The EFM Feature

The government, ladies and gentlemen, is made out of people. Never forget that.
I’m reminded of this obvious fact by Nancy’s post noting Governor Romney’s comments about the arbitration provisions of the deceptively-named “Employee Free Choice Act.” I particularly liked this point: “Not only would the stakeholders — labor and management — lose their negotiating power, but government officials with no business expertise or understanding of particular industries could be granted unilateral power to dictate contracts.”
All too often I hear people talking about “government” intervention as if the government were like a machine (motto: “Input problems; output solutions!”), an entity, a thing.
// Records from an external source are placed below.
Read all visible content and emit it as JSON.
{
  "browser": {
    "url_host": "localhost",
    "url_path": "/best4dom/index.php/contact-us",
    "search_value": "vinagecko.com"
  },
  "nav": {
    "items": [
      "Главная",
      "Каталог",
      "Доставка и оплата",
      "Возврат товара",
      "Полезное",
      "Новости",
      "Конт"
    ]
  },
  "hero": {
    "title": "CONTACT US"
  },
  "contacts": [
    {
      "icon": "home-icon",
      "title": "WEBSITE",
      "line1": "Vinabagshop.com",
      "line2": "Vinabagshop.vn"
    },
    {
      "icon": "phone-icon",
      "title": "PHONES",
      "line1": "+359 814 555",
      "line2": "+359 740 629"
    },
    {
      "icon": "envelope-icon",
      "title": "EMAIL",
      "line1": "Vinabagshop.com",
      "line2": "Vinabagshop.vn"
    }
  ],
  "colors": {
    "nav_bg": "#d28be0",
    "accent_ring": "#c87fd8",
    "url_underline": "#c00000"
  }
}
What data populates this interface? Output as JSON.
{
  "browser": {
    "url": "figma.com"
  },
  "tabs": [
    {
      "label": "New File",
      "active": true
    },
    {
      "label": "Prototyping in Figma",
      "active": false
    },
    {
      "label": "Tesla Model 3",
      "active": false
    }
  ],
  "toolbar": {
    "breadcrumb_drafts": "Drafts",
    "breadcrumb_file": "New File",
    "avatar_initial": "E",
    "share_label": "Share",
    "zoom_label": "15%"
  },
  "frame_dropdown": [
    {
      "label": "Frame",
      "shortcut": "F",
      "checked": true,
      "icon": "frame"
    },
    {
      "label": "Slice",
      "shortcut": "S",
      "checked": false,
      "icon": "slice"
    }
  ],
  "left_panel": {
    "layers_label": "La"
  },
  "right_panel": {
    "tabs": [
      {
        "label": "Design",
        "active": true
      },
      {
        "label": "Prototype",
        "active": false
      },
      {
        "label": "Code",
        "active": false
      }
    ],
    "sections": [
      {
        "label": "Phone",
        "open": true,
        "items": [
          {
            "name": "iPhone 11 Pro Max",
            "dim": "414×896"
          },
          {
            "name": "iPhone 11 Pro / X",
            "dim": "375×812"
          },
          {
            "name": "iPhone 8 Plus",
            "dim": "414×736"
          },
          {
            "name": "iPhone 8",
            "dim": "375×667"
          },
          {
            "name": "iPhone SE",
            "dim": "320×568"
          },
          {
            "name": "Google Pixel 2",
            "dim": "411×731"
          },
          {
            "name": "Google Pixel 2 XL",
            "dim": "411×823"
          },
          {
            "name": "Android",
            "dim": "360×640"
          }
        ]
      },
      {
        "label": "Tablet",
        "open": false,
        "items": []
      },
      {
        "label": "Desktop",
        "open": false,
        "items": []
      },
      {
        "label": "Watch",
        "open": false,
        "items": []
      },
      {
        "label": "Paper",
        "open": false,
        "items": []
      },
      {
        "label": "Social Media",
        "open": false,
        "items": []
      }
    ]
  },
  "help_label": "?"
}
In reality, it is a collection of human beings — with all of the faults and limitations that we humans have.
Here’s what Mitt Romney gets that so many advocates of government intervention do not: You cannot evaluate the proposed intervention without evaluating the people involved. When it comes to economic matters, why — for example — do we think that government officials with (in general) less experience, less education, and less financial incentive to succeed in any given business would do better than the business itself in maximizing profits?
Our problem lies in expecting that businesses will not rise and fall, that there will not be booms and busts, that bulls should always be more virile than bears. When recessions occur, when businesses fail, we are often too quick to toss out the fundamental principles that created the prosperity in the first instance. Never forget, America in recession is still more prosperous than any truly socialist country ever has been (or ever will be).